Here are some things you can say to show you support them:
I'm sorry you’re going through this.
If you want to talk. I’m always available.
What are your plans and how can I help?
I care about you.
I’m thinking about you.
Here are examples of phrases that are unhelpful:
I know just how you feel.
I know just what you should do.
I’m sure you’ll be fine.
How long do you have?
Always remember there’s multiple ways to communicate. If you’re not going to be seeing your friend often, a phone call, video chat or text message can show that you care. Also, let them know it’s okay if they don’t reply
Offer practical help
Help with daily tasks and chores can be very useful for your friend. Be creative with what you can offer. Keep in mind your friend’s needs may alternate, so be fluid in moving your plans as needed. Let them know when you’re available in case a spontaneous need comes up..
If your friend has difficulty accepting the help, let them know it’s of no bother to you and you’re happy to do it. To avoid being pushy, try asking for help with specific tasks as compared to “how can I help”, which might be overwhelming for your friend. Here are some related tips to get you started.
Grocery shopping or picking up medicine.
Cook dinner and drop off meals
Schedule a night of takeout food and movies together
Baby-sit children, take them to and from school and activities, or arrange for play dates.
Organize a phone chain or support team to check on your friend regularly
Drive your friend to a support meeting or doctor’s appointment. Be there to take notes during an appointment or just provide company during treatment.
Take a walk together
Remember the little things you used to do with your friend to make life feel normal. See if you can make these activities more accessible.
Offer to make difficult phone calls. You can also gather information and resources about certain things they’ll need to know.
Find ways to support your friend if they decide to have a fundraiser or an outing.
Forming support teams
Putting together a support group is a great way to support someone who has cancer. There are many only communities working to bring people together for charities. Public online calendars you can share with others help you coordinate activities. Paper calendars are good if you want to make the calendars by hand. Make sure your friend has a copy of this calendar also.

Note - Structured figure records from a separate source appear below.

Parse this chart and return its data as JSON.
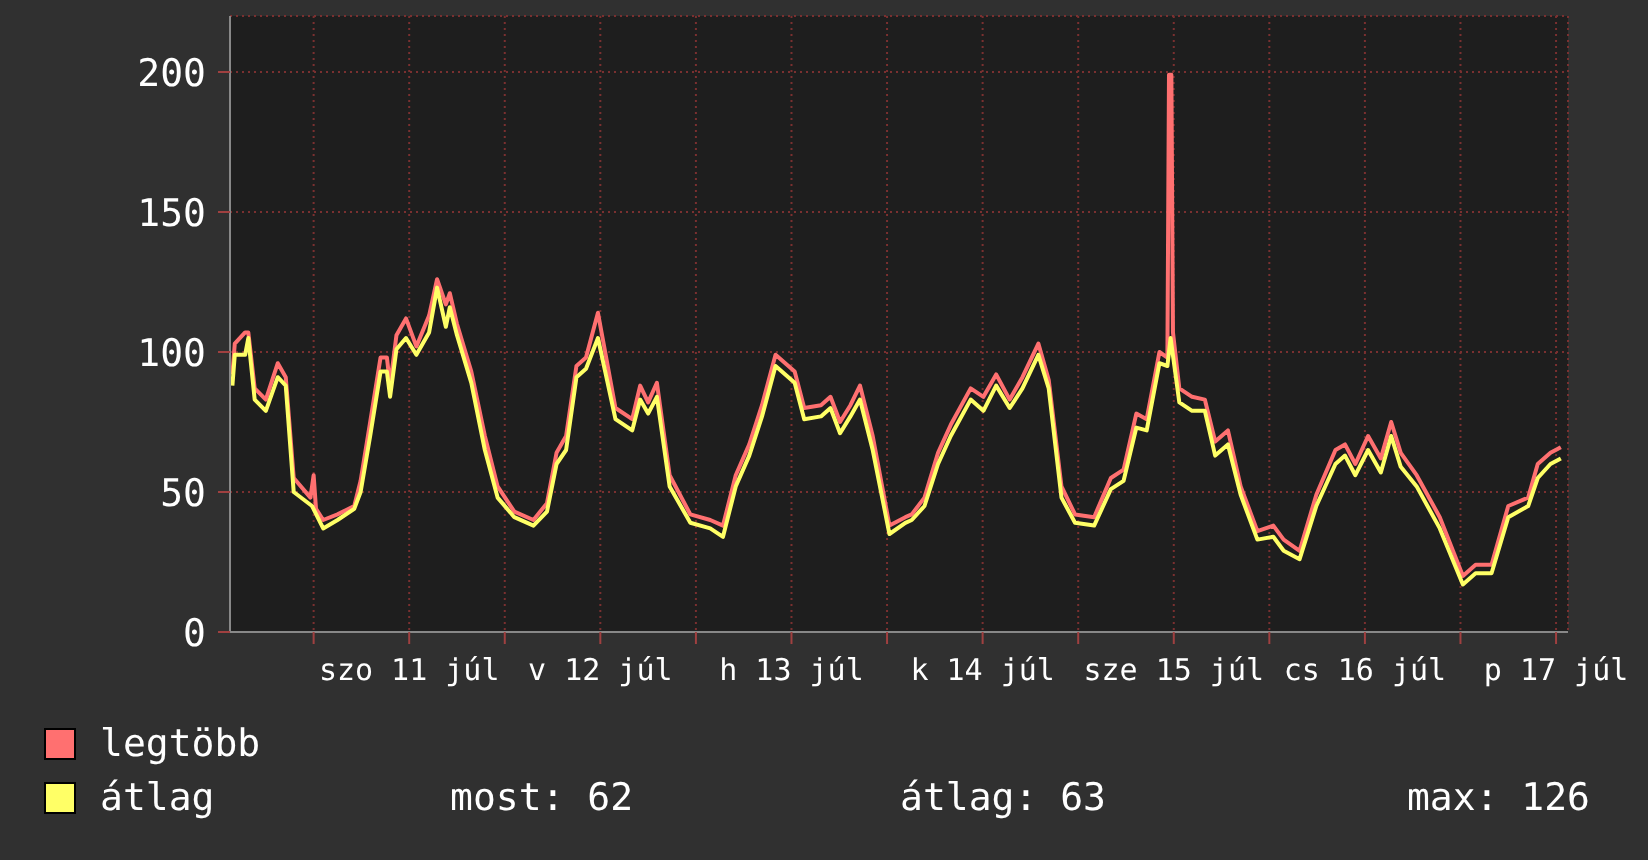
{
  "chart_data": {
    "type": "line",
    "xlim": [
      "--07-10T13:30",
      "--07-17T13:30"
    ],
    "ylim": [
      0,
      220
    ],
    "yticks": [
      0,
      50,
      100,
      150,
      200
    ],
    "xticks": [
      {
        "value": "--07-11T00:00",
        "label": null
      },
      {
        "value": "--07-11T12:00",
        "label": "szo 11 júl"
      },
      {
        "value": "--07-12T00:00",
        "label": null
      },
      {
        "value": "--07-12T12:00",
        "label": "v 12 júl"
      },
      {
        "value": "--07-13T00:00",
        "label": null
      },
      {
        "value": "--07-13T12:00",
        "label": "h 13 júl"
      },
      {
        "value": "--07-14T00:00",
        "label": null
      },
      {
        "value": "--07-14T12:00",
        "label": "k 14 júl"
      },
      {
        "value": "--07-15T00:00",
        "label": null
      },
      {
        "value": "--07-15T12:00",
        "label": "sze 15 júl"
      },
      {
        "value": "--07-16T00:00",
        "label": null
      },
      {
        "value": "--07-16T12:00",
        "label": "cs 16 júl"
      },
      {
        "value": "--07-17T00:00",
        "label": null
      },
      {
        "value": "--07-17T12:00",
        "label": "p 17 júl"
      }
    ],
    "grid": true,
    "legend": "bottom",
    "line_style": "solid",
    "annotations": [
      "most: 62",
      "átlag: 63",
      "max: 126"
    ],
    "series": [
      {
        "name": "legtöbb",
        "color": "#ff7070",
        "x": [
          "--07-10T13:48",
          "--07-10T14:06",
          "--07-10T15:24",
          "--07-10T15:48",
          "--07-10T16:36",
          "--07-10T18:00",
          "--07-10T19:30",
          "--07-10T20:30",
          "--07-10T21:30",
          "--07-10T23:36",
          "--07-11T00:00",
          "--07-11T00:18",
          "--07-11T01:12",
          "--07-11T03:00",
          "--07-11T05:06",
          "--07-11T05:54",
          "--07-11T07:06",
          "--07-11T08:24",
          "--07-11T09:12",
          "--07-11T09:36",
          "--07-11T10:24",
          "--07-11T11:36",
          "--07-11T12:54",
          "--07-11T14:30",
          "--07-11T15:30",
          "--07-11T16:36",
          "--07-11T17:06",
          "--07-11T18:00",
          "--07-11T19:48",
          "--07-11T21:30",
          "--07-11T23:06",
          "--07-12T01:12",
          "--07-12T03:36",
          "--07-12T05:18",
          "--07-12T06:30",
          "--07-12T07:42",
          "--07-12T09:00",
          "--07-12T10:12",
          "--07-12T11:42",
          "--07-12T13:54",
          "--07-12T16:00",
          "--07-12T17:00",
          "--07-12T18:00",
          "--07-12T19:06",
          "--07-12T20:42",
          "--07-12T23:18",
          "--07-13T01:48",
          "--07-13T03:24",
          "--07-13T05:00",
          "--07-13T06:42",
          "--07-13T08:18",
          "--07-13T10:00",
          "--07-13T12:24",
          "--07-13T13:36",
          "--07-13T15:42",
          "--07-13T16:54",
          "--07-13T18:06",
          "--07-13T19:24",
          "--07-13T20:36",
          "--07-13T22:12",
          "--07-14T00:18",
          "--07-14T02:18",
          "--07-14T03:06",
          "--07-14T04:42",
          "--07-14T06:24",
          "--07-14T08:00",
          "--07-14T10:30",
          "--07-14T12:06",
          "--07-14T13:42",
          "--07-14T15:24",
          "--07-14T17:00",
          "--07-14T19:00",
          "--07-14T20:18",
          "--07-14T21:54",
          "--07-14T23:36",
          "--07-15T02:00",
          "--07-15T04:06",
          "--07-15T05:42",
          "--07-15T07:18",
          "--07-15T08:36",
          "--07-15T10:12",
          "--07-15T11:12",
          "--07-15T11:24",
          "--07-15T11:42",
          "--07-15T11:54",
          "--07-15T12:42",
          "--07-15T14:18",
          "--07-15T15:54",
          "--07-15T17:12",
          "--07-15T18:48",
          "--07-15T20:24",
          "--07-15T22:30",
          "--07-16T00:30",
          "--07-16T01:48",
          "--07-16T03:48",
          "--07-16T05:54",
          "--07-16T08:18",
          "--07-16T09:30",
          "--07-16T10:48",
          "--07-16T12:24",
          "--07-16T14:00",
          "--07-16T15:18",
          "--07-16T16:30",
          "--07-16T18:30",
          "--07-16T21:24",
          "--07-17T00:18",
          "--07-17T01:54",
          "--07-17T03:54",
          "--07-17T06:00",
          "--07-17T08:30",
          "--07-17T09:42",
          "--07-17T11:18",
          "--07-17T12:36"
        ],
        "values": [
          92,
          103,
          107,
          107,
          87,
          83,
          96,
          91,
          55,
          48,
          56,
          44,
          40,
          42,
          45,
          54,
          75,
          98,
          98,
          88,
          106,
          112,
          102,
          113,
          126,
          117,
          121,
          110,
          93,
          70,
          52,
          43,
          40,
          46,
          64,
          70,
          95,
          98,
          114,
          80,
          76,
          88,
          82,
          89,
          56,
          42,
          40,
          38,
          56,
          67,
          81,
          99,
          93,
          80,
          81,
          84,
          75,
          81,
          88,
          70,
          38,
          41,
          42,
          48,
          64,
          74,
          87,
          84,
          92,
          83,
          91,
          103,
          90,
          52,
          42,
          41,
          55,
          58,
          78,
          76,
          100,
          98,
          199,
          199,
          107,
          87,
          84,
          83,
          68,
          72,
          52,
          36,
          38,
          33,
          29,
          49,
          65,
          67,
          60,
          70,
          62,
          75,
          64,
          56,
          41,
          20,
          24,
          24,
          45,
          48,
          60,
          64,
          66
        ]
      },
      {
        "name": "átlag",
        "color": "#ffff66",
        "x": [
          "--07-10T13:48",
          "--07-10T14:06",
          "--07-10T15:24",
          "--07-10T15:48",
          "--07-10T16:36",
          "--07-10T18:00",
          "--07-10T19:30",
          "--07-10T20:30",
          "--07-10T21:30",
          "--07-10T23:48",
          "--07-11T01:12",
          "--07-11T03:00",
          "--07-11T05:06",
          "--07-11T05:54",
          "--07-11T07:06",
          "--07-11T08:24",
          "--07-11T09:12",
          "--07-11T09:36",
          "--07-11T10:24",
          "--07-11T11:36",
          "--07-11T12:54",
          "--07-11T14:30",
          "--07-11T15:30",
          "--07-11T16:36",
          "--07-11T17:06",
          "--07-11T18:00",
          "--07-11T19:48",
          "--07-11T21:30",
          "--07-11T23:06",
          "--07-12T01:12",
          "--07-12T03:36",
          "--07-12T05:18",
          "--07-12T06:30",
          "--07-12T07:42",
          "--07-12T09:00",
          "--07-12T10:12",
          "--07-12T11:42",
          "--07-12T13:54",
          "--07-12T16:00",
          "--07-12T17:00",
          "--07-12T18:00",
          "--07-12T19:06",
          "--07-12T20:42",
          "--07-12T23:18",
          "--07-13T01:48",
          "--07-13T03:24",
          "--07-13T05:00",
          "--07-13T06:42",
          "--07-13T08:18",
          "--07-13T10:00",
          "--07-13T12:24",
          "--07-13T13:36",
          "--07-13T15:42",
          "--07-13T16:54",
          "--07-13T18:06",
          "--07-13T19:24",
          "--07-13T20:36",
          "--07-13T22:12",
          "--07-14T00:18",
          "--07-14T02:18",
          "--07-14T03:06",
          "--07-14T04:42",
          "--07-14T06:24",
          "--07-14T08:00",
          "--07-14T10:30",
          "--07-14T12:06",
          "--07-14T13:42",
          "--07-14T15:24",
          "--07-14T17:00",
          "--07-14T19:00",
          "--07-14T20:18",
          "--07-14T21:54",
          "--07-14T23:36",
          "--07-15T02:00",
          "--07-15T04:06",
          "--07-15T05:42",
          "--07-15T07:18",
          "--07-15T08:36",
          "--07-15T10:12",
          "--07-15T11:12",
          "--07-15T11:36",
          "--07-15T12:42",
          "--07-15T14:18",
          "--07-15T15:54",
          "--07-15T17:12",
          "--07-15T18:48",
          "--07-15T20:24",
          "--07-15T22:30",
          "--07-16T00:30",
          "--07-16T01:48",
          "--07-16T03:48",
          "--07-16T05:54",
          "--07-16T08:18",
          "--07-16T09:30",
          "--07-16T10:48",
          "--07-16T12:24",
          "--07-16T14:00",
          "--07-16T15:18",
          "--07-16T16:30",
          "--07-16T18:30",
          "--07-16T21:24",
          "--07-17T00:18",
          "--07-17T01:54",
          "--07-17T03:54",
          "--07-17T06:00",
          "--07-17T08:30",
          "--07-17T09:42",
          "--07-17T11:18",
          "--07-17T12:36"
        ],
        "values": [
          88,
          99,
          99,
          105,
          83,
          79,
          91,
          88,
          50,
          45,
          37,
          40,
          44,
          50,
          70,
          93,
          93,
          84,
          101,
          105,
          99,
          107,
          123,
          109,
          116,
          106,
          89,
          65,
          48,
          41,
          38,
          43,
          60,
          65,
          91,
          94,
          105,
          76,
          72,
          83,
          78,
          84,
          52,
          39,
          37,
          34,
          52,
          63,
          77,
          95,
          89,
          76,
          77,
          80,
          71,
          77,
          83,
          65,
          35,
          39,
          40,
          45,
          60,
          70,
          83,
          79,
          88,
          80,
          87,
          99,
          87,
          48,
          39,
          38,
          51,
          54,
          73,
          72,
          96,
          95,
          105,
          82,
          79,
          79,
          63,
          67,
          49,
          33,
          34,
          29,
          26,
          45,
          60,
          63,
          56,
          65,
          57,
          70,
          59,
          52,
          37,
          17,
          21,
          21,
          41,
          45,
          55,
          60,
          62
        ]
      }
    ]
  }
}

There might be times you want to give your friend a gift. Just like any other gift, make sure you know your friend and what they may want. Close friends will be able to think of ideas that are funny and unique.. Neighbors, distance family and acquaintances will stick with more generic ideas. Keep gifts entertaining, sentimental, deep/meaningful or festive based on the mood of your friend.
Some ideas include:
Magazines, audio books, novels, books of short stories or poetry, or gift cards to purchase reading material
CDs or gift cards for downloadable music
DVDs of movies, TV shows, or documentaries
Pictures of friends and family
Accessories such as earrings, bracelets, scarves, ties, hats, or beauty items
Crossword or Sudoku puzzles
Note cards or a journal
A video message from family and friends
Gift certificates for massage, spa services, restaurants, or passes for museums or an art gallery
Gift cards to grocery stores
A housecleaning service
Portable hobby supply kits for scrapbooking, drawing, or needlepoint
Pajamas or robe
Flowers or plants
Friendship is very significant
Keeping friendships going as normal are important to the healing process after one has been diagnosed with cancer. Remember friends also need encouragement and support after cancer treatment is over. After treatment, your friend will be looking to get their lives back to normal. Friendships are very significant when it comes to this. Keeping these suggestions in mind can have a positive lasting effect on your friend.